O vídeo abaixo mostra uma visão mais ampla do rio Shebelle.

As fortes chuvas persistentes também fizeram com que o rio Juba, localizado no oeste da Somália, transbordasse, inundando terras agrícolas e estradas na cidade de Luuq. Em Bardheere, uma ponte foi destruída, bloqueando o acesso à cidade.

Em Julho de 2023, investigadores do Centro de Riscos Climáticos da Universidade da Califórnia, em Santa Bárbara, utilizaram modelos climáticos para fornecer alertas precoces sobre chuvas e inundações no Corno de África durante a época de “chuvas curtas” do OND. O Centro de Riscos Climáticos fornece dados e previsões de precipitação à FEWS NET, um programa apoiado pela Agência dos EUA para o Desenvolvimento Internacional (USAID) em parceria com várias outras agências, incluindo NASA.

Na altura, previa-se que os padrões de temperatura da superfície do mar nos oceanos Índico e Pacífico trariam precipitações anormalmente elevadas para a África Oriental. Um Dipolo positivo do Oceano Índico (IOD), caracterizado por temperaturas da superfície do mar mais quentes que o normal no oeste do Oceano Índico e temperaturas mais frias que o normal no leste do Oceano Índico equatorial, normalmente favorece um OND úmido na África oriental. As condições do El Niño (temperaturas da superfície do mar mais altas que o normal no Oceano Pacífico tropical central e oriental) também tendem a amplificar a influência de um IOD positivo. Estas duas forças estão associadas às inundações na África Oriental e à seca e incêndios na Austrália.

“Penso que a nossa previsão foi um bom exemplo do aumento da preocupação ao longo do tempo”, disse Chris Funk, diretor do Centro de Riscos Climáticos. “Em Julho previmos que um forte El Niño e IOD ameaçavam a África Oriental. Em Setembro as nossas previsões tornaram-se mais preocupantes. Depois, em Outubro, notámos um grande aumento na força do IOD, associado ao rápido arrefecimento no leste do Oceano Índico, e isso levou à expectativa de uma estação extremamente chuvosa.”

Desde Outubro, chuvas invulgarmente elevadas aliviaram as condições de seca prolongada no Corno de África. Mas também pode contribuir para o aumento dos surtos de cólera e de pragas e doenças nas culturas e no gado, para além da perda de vidas que já ocorreu.

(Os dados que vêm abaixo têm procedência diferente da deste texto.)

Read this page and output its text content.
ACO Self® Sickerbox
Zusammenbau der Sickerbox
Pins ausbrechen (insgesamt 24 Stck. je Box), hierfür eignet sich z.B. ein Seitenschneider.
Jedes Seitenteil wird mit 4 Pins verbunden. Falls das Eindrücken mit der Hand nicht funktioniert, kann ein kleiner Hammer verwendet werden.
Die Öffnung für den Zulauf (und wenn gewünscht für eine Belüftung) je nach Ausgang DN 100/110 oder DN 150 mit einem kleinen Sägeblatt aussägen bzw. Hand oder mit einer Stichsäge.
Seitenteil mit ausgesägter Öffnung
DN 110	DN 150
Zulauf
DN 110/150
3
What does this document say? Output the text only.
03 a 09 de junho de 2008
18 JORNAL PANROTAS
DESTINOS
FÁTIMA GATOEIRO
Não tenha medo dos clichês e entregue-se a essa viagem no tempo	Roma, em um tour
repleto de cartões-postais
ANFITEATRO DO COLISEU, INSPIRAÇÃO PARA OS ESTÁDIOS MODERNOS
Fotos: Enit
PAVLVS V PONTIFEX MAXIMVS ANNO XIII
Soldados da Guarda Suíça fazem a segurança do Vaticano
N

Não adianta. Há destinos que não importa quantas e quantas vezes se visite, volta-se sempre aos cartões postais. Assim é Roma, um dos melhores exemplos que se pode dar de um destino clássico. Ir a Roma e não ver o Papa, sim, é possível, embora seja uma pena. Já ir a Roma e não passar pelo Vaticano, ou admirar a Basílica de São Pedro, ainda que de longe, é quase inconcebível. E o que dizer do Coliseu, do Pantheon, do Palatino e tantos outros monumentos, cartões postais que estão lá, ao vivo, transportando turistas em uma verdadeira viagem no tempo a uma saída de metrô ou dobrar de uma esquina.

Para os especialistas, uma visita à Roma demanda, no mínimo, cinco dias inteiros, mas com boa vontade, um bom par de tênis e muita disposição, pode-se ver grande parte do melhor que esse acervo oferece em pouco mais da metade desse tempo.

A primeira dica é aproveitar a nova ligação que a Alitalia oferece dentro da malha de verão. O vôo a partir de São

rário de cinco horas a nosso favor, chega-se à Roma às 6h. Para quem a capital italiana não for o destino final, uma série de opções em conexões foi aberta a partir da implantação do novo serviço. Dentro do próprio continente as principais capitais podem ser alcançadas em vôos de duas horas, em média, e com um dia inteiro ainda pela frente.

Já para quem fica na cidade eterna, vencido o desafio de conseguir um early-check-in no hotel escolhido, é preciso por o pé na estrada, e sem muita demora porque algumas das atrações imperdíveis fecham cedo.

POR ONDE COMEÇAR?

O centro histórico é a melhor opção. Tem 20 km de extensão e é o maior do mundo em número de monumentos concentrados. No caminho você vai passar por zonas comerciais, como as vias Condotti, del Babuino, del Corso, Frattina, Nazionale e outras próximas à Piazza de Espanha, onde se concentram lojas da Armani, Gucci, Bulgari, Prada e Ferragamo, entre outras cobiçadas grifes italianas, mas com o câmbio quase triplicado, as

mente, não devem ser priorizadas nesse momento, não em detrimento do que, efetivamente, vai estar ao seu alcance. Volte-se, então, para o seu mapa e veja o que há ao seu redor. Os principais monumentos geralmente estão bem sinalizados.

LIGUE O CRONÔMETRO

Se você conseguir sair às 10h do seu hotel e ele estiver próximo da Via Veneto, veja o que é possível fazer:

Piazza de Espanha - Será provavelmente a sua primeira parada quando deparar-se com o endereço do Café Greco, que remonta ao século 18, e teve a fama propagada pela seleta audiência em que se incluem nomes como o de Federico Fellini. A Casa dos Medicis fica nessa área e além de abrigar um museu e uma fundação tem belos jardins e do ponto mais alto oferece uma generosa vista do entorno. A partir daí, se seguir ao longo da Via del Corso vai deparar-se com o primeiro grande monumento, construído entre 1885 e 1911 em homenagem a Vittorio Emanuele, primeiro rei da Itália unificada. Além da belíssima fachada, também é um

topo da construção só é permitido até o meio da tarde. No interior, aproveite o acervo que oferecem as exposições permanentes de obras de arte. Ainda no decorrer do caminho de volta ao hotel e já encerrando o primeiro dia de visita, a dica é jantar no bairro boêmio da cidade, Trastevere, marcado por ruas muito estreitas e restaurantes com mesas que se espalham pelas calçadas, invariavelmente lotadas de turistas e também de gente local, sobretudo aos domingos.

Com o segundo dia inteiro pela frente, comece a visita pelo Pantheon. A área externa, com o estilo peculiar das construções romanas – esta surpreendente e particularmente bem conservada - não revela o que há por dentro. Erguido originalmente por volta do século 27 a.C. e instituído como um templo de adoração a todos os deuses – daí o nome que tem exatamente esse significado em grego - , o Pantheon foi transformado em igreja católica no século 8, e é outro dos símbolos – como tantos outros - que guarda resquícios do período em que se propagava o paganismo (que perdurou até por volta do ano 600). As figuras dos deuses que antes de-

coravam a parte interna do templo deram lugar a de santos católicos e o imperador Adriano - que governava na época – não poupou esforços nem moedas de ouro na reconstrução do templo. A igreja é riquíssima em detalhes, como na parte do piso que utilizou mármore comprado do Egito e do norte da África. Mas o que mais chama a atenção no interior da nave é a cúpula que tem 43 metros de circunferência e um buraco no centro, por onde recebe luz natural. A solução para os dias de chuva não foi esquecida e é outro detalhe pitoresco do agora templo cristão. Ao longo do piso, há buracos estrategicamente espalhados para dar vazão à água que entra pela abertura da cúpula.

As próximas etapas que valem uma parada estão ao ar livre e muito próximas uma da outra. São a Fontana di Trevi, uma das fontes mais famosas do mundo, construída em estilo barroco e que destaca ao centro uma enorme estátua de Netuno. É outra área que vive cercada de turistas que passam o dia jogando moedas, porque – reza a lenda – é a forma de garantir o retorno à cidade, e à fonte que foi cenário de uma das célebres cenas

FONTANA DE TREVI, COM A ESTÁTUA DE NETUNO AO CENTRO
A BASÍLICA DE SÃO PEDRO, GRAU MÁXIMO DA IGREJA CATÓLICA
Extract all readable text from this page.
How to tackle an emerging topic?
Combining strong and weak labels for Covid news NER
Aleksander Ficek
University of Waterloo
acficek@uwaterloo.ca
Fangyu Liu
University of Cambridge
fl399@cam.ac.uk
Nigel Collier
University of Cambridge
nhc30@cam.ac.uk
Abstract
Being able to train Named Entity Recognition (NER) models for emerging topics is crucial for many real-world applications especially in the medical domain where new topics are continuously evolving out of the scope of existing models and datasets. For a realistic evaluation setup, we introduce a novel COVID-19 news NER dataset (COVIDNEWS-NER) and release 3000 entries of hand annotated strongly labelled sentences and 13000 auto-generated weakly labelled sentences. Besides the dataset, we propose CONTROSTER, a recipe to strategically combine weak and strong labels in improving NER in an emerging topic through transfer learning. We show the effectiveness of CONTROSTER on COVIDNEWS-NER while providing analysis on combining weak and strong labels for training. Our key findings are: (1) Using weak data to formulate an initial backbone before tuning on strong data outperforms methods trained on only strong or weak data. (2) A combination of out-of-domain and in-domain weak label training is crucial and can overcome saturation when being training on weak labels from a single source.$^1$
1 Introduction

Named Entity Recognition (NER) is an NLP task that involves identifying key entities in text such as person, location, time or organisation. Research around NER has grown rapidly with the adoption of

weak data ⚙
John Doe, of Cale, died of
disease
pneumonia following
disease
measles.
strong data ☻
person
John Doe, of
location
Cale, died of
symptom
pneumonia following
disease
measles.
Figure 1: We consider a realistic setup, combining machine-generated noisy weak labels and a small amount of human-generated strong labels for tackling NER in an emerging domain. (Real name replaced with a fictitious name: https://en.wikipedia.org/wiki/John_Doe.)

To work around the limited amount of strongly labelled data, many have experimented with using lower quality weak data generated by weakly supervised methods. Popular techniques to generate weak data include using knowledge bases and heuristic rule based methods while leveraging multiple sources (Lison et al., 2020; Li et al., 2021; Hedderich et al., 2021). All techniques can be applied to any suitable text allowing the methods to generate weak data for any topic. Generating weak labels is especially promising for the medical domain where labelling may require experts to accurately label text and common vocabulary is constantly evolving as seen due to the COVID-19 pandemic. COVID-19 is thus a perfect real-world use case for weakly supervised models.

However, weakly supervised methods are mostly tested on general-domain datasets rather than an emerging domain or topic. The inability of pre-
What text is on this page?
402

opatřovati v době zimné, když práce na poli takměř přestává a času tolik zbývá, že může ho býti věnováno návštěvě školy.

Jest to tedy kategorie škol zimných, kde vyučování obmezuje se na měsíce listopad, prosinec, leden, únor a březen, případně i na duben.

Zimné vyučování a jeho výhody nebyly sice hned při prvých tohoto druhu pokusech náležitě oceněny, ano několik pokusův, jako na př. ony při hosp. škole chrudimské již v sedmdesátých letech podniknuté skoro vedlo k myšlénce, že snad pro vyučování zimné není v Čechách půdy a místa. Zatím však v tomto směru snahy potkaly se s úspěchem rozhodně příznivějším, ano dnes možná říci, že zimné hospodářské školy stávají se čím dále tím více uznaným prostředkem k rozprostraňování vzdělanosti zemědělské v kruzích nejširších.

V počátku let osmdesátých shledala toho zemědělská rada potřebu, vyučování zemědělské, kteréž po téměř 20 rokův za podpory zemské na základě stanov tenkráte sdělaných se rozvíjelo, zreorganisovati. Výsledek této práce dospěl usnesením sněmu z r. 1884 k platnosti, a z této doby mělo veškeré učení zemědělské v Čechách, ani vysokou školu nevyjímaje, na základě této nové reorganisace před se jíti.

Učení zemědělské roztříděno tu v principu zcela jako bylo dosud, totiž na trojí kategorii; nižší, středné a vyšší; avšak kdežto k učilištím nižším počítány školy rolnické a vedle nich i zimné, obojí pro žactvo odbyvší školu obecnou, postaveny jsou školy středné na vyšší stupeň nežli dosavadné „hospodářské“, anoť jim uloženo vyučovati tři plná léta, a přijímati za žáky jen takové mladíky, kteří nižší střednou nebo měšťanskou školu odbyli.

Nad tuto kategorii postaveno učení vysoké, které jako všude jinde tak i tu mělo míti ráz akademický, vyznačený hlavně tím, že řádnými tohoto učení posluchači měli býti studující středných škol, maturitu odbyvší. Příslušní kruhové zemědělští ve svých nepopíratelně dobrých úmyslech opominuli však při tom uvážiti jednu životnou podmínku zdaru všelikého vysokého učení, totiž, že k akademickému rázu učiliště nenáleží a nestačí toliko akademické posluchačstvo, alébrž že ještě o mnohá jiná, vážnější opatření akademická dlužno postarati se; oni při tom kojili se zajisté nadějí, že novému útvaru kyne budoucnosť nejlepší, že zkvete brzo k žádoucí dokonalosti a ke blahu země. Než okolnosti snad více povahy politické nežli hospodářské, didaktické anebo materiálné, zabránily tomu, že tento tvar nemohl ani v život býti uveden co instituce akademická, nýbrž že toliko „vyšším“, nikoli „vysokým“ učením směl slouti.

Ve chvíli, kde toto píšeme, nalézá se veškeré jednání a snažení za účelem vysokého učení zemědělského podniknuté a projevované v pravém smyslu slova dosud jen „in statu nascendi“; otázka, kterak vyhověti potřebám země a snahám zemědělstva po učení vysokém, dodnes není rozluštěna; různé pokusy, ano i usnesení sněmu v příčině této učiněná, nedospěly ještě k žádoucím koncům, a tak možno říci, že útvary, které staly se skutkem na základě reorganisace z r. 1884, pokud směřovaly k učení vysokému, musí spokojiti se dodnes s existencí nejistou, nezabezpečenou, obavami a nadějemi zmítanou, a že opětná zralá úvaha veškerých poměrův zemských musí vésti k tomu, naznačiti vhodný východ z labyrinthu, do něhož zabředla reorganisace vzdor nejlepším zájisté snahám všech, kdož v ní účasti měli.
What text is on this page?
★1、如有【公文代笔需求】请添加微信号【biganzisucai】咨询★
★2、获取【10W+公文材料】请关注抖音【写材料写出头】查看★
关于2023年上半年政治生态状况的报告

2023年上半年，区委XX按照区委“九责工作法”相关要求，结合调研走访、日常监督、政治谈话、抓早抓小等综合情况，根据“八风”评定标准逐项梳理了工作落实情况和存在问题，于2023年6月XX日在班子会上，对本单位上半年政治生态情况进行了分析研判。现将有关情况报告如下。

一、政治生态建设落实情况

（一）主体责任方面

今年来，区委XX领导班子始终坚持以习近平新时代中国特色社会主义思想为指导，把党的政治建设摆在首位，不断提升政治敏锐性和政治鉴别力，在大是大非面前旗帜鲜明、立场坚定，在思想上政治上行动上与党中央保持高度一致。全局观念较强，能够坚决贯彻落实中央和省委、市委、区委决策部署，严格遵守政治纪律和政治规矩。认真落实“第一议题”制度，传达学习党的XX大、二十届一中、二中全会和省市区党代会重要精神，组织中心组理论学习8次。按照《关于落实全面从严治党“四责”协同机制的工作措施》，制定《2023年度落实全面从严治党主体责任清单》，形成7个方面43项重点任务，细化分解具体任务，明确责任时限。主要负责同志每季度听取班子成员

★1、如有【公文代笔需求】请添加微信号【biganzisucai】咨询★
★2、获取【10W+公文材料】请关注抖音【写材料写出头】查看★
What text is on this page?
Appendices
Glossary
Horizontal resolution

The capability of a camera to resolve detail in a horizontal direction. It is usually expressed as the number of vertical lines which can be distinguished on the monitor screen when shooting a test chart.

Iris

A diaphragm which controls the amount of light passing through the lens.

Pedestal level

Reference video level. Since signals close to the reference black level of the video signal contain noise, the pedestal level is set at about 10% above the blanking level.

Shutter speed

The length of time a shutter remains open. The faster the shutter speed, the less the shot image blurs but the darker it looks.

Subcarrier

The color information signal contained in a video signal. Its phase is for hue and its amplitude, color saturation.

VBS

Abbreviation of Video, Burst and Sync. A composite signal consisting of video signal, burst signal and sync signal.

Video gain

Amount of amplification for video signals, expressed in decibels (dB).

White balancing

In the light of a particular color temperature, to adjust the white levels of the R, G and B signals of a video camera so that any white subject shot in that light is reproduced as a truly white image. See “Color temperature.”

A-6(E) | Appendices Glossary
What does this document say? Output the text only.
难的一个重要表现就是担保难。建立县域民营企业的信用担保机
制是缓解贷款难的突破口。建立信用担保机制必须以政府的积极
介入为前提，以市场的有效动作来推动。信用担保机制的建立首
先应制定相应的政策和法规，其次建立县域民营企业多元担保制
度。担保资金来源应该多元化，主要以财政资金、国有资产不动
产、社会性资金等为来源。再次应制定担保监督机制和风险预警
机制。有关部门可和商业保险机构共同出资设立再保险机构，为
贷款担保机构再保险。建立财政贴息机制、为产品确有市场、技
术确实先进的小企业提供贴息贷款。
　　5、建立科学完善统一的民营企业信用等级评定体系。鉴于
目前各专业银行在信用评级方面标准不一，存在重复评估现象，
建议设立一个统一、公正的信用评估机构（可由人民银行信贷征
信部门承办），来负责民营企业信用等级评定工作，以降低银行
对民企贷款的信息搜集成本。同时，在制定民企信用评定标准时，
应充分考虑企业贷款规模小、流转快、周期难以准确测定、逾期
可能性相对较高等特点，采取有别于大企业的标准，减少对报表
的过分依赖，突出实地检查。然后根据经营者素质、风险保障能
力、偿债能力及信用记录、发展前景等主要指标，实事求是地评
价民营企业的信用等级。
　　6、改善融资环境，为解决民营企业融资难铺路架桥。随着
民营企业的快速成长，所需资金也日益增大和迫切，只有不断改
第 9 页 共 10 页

Os investigadores do Centro de Riscos Climáticos observaram que a força do IOD este ano parece semelhante às condições do final de 2019, quando um evento positivo do IOD contribuiu para chuvas excepcionais, inundações e deslocamentos no Corno de África. Solos excepcionalmente úmidos naquele ano também contribuíram para um surto de gafanhotos do deserto (Schistocerca gregaria) no início de 2020, que infestou e destruiu colheitas em pelo menos 70.000 hectares (173.000 acres) de terra no Quénia.

“Desde o final de 2016, o leste do Corno de África tem assistido a uma série quase ininterrupta de estações chuvosas muito húmidas ou muito secas”, disse Funk. “Usando os avanços recentes na modelagem climática – que pode prever essas secas e dilúvios com meses de antecedência – o Centro de Riscos Climáticos está trabalhando para vincular essas previsões para melhor informar as práticas de gestão de risco, agricultura e pecuária.”

Imagens do Observatório da Terra da NASA por Lauren Dauphin, usando dados Landsat do US Geological Survey.

Santiago Ferreira é o diretor do portal Naturlink e um ardente defensor do ambiente e da conservação da natureza. Com formação académica na área das Ciências Ambientais, Santiago tem dedicado a maior parte da sua carreira profissional à pesquisa e educação ambiental. O seu profundo conhecimento e paixão pelo ambiente levaram-no a assumir a liderança do Naturlink, onde tem sido fundamental na direção da equipa de especialistas, na seleção do conteúdo apresentado e na construção de pontes entre a comunidade online e o mundo natural.